Не прекращая огня, «Азов» подошёл на пистолетный выстрел к кораблю египтян, отдал оба якоря и, развернувшись бортом, стал на шпринг. Удачным выстрелом баковой батареи пережил шпринг у египтян, и их корабль развернулся кормой к «Азову».
— Молодец Нахимов! Продольный огонь левым бортом! — передал Лазарев приказание на все батарейные палубы.
Спустя полчаса корма египетского флагмана была разбита вдребезги, огонь перекинулся в констапельскую каюту, и минуту спустя флагман взлетел на воздух.
Едва «Азов» перенёс огонь на корабль флагмана турок, как тот, обрубив якорные канаты, метнулся к берегу. Теперь почти все турецкие корабли прекратили огонь по англичанам и с яростью обрушили его на «Азов» и другие корабли русской эскадры.
На верхней палубе «Азова» не успевали убирать убитых и раненых, кое-где зияли в бортах пробоины, горящий рангоут воспламенял всё вокруг.
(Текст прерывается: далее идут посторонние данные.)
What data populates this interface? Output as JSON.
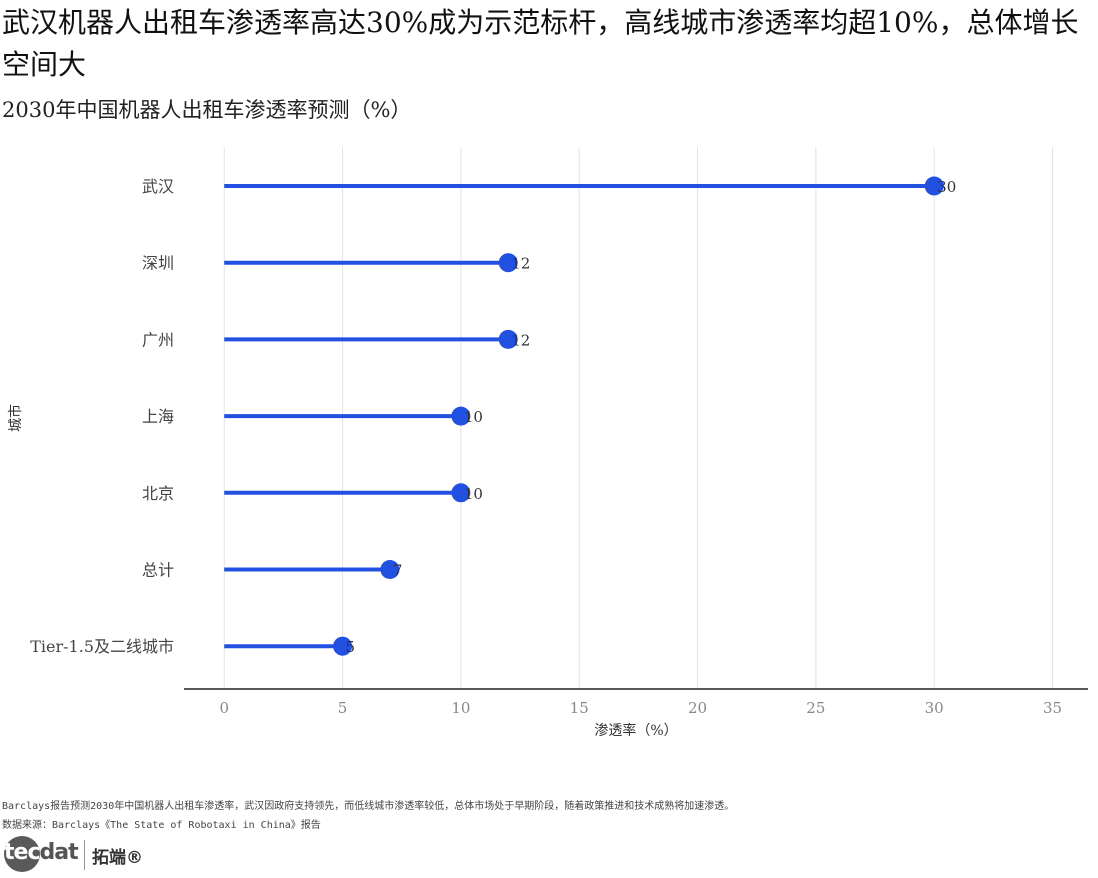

Рядом с командиром баковой батареи, лейтенантом Нахимовым, взорвался брандскугель, и вокруг орудия заполыхала палуба. Вместе с матросами Павел Нахимов самоотверженно бросился в огонь и, потушив палубу, вновь встал к орудиям. Мимо уха Лазарева просвистело ядро. Рядом на шканцах вскрикнул Бутенев. Раздробленный, оторванный по локоть обрубок правой руки беспомощно повис на коже, во все стороны хлестала кровь. Подбежавший матрос сорвал с себя рубаху, замотал культю. Подбежали ещё два матроса. Бутенев отстранил их здоровой рукой.
— К орудиям, братцы, наводи! Пали!
Матросы чуть не силой увели Бутенева в лазарет.
Бой продолжался до вечера, и его окончание по свежим следам описал Нахимов:
«В 6 часов кончилось сражение совершенным истреблением всего турецкого и египетского флота. В продолжение сражения взорвано на воздух до 15 судов, не включая 7 брандеров. И я не понимаю, как ни одно судно из соединённого флота не сгорело во время сражения. До 6 судов было взято в плен. Остальные, будучи совершенно разбиты, все рубили канаты, кидались на берег и там в продолжение ночи и следующего дня себя сжигали. Ночь была ужаснее самого сражения. В беспрестанном ожидании новых нападений всю ночь стояли по пушкам, беспрерывно видели горящие и взрывающиеся на воздух суда так близко, что, стоявши наверху, чувствуешь довольно сильный жар…»
И тут же в письме Рейнеке восхищался Лазаревым: «О, любезный друг, я до сих пор не знал цены нашему капитану. Надобно было на него смотреть во время сражения, с каким благоразумием, с каким хладнокровием он везде распоряжался. Но у меня недостанет слов описать все его похвальные дела, и я смело уверен, что русский флот не имел подобного капитана».